US economy grew at 4.2 per cent in Q2
US economic growth has been a bit stronger than initially thought in the second quarter, notching its best performance in nearly four years and putting the economy on track to hit the Trump administration's goal of 3 per cent annual growth.
Gross domestic product increased at a 4.2 per cent annualised rate, the Commerce Department said on Wednesday in its second estimate of GDP growth for the April-June quarter. That was slightly up from the 4.1 per cent pace of expansion reported in July and was the fastest rate since the third quarter of 2014.
The slight upward revision to growth last quarter reflected more business spending on software than previously estimated and less imports of petroleum. Stronger software spending and a smaller import bill offset a downward revision to consumer spending.

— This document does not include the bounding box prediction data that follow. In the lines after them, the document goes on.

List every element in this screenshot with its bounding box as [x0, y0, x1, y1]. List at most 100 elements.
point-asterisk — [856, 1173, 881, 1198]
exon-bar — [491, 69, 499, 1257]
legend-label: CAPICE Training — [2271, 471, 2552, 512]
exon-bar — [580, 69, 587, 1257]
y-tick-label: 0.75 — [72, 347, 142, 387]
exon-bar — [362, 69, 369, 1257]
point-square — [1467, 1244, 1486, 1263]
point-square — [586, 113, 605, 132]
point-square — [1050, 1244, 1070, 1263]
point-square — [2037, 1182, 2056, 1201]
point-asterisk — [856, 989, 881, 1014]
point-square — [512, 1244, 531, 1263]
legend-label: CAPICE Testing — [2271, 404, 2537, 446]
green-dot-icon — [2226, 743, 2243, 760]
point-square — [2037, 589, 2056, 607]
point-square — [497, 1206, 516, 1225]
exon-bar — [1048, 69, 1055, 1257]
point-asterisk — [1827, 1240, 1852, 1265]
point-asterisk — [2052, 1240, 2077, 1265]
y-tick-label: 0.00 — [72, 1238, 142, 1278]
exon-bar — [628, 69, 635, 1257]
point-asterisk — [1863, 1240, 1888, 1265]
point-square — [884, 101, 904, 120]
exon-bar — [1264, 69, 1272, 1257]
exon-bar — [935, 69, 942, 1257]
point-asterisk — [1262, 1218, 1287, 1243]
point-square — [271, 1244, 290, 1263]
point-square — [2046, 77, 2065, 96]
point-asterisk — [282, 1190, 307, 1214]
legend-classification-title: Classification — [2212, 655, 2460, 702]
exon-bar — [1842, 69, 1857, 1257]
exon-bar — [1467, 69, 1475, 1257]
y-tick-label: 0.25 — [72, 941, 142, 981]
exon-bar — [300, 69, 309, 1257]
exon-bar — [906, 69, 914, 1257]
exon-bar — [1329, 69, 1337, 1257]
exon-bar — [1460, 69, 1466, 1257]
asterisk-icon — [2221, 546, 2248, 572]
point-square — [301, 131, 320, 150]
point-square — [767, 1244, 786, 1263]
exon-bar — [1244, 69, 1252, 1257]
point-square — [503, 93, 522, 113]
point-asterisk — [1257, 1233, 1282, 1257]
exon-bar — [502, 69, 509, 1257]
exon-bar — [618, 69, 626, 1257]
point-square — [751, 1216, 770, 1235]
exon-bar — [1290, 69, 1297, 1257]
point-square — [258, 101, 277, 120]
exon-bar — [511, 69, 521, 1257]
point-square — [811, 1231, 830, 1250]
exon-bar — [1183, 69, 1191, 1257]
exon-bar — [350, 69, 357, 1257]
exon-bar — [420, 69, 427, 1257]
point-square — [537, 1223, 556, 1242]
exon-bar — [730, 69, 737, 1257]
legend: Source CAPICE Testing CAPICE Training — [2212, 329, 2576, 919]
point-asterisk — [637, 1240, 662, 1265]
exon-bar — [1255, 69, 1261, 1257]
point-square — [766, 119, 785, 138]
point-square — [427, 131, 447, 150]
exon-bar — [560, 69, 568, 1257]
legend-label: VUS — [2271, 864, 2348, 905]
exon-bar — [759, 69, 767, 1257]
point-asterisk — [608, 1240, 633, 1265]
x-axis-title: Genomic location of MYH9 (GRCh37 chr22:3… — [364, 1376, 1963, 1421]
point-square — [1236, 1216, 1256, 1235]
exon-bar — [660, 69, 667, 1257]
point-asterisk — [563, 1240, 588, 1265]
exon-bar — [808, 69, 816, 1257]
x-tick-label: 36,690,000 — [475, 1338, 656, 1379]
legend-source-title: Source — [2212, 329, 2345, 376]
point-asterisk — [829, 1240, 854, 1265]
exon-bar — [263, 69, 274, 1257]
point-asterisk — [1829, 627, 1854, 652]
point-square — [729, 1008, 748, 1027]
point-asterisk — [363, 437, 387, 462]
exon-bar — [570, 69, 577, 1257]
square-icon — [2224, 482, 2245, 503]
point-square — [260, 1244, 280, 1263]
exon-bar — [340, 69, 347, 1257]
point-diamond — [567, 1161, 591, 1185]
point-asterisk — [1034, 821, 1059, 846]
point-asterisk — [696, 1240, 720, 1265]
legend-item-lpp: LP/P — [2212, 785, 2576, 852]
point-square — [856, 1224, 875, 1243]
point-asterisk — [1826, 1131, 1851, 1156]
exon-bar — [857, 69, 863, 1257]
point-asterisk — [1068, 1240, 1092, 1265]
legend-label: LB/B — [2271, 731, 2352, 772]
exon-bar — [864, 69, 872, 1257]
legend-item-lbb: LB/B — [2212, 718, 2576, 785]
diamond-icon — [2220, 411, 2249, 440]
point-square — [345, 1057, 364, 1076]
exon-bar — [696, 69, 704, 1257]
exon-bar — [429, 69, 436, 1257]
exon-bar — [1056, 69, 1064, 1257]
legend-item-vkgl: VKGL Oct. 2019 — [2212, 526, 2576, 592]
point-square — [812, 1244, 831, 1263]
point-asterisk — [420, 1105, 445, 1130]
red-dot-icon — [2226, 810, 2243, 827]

Compared to the second quarter of 2017, the economy grew 2.9 per cent instead of the previously reported 2.8 per cent. Output expanded 3.2 per cent in the first half of 2018, rather than the 3.1 per cent estimated last month. The Trump administration has set a target of 3 per cent annual growth, which economists say is unsustainable because of structural constraints.
Robust growth in the second quarter was driven by one-off factors such as a $US1.5 trillion ($A2.1 trillion) tax cut package, which provided a jolt to consumer spending after a lacklustre first quarter, and a front-loading of soybean exports to China to beat retaliatory trade tariffs.
There are signs some of the momentum was lost early in the third quarter. The government reported on Tuesday that the goods trade deficit jumped 6.3 per cent to $72.2 billion in July as a 6.7 per cent plunge in food shipments weighed on exports.
While consumer spending has remained strong early in the third quarter, the housing market has weakened further with home construction rising less than expected in July and sales of new and previously owned homes declining.
The Trump administration's "America First" policies, which have led to an escalation of a trade war between the United States and China as well as tit-for-tat tariffs with the European Union, Canada and Mexico, pose a risk to the economy.
Economists had expected second-quarter GDP growth would be revised down to a 4.0 per cent pace. The economy grew at a 2.2 per cent rate in the January-March period.
The US dollar held near a session high against a basket of currencies after the data. US stock index futures were largely flat while prices of longer-dated US Treasuries were slightly higher.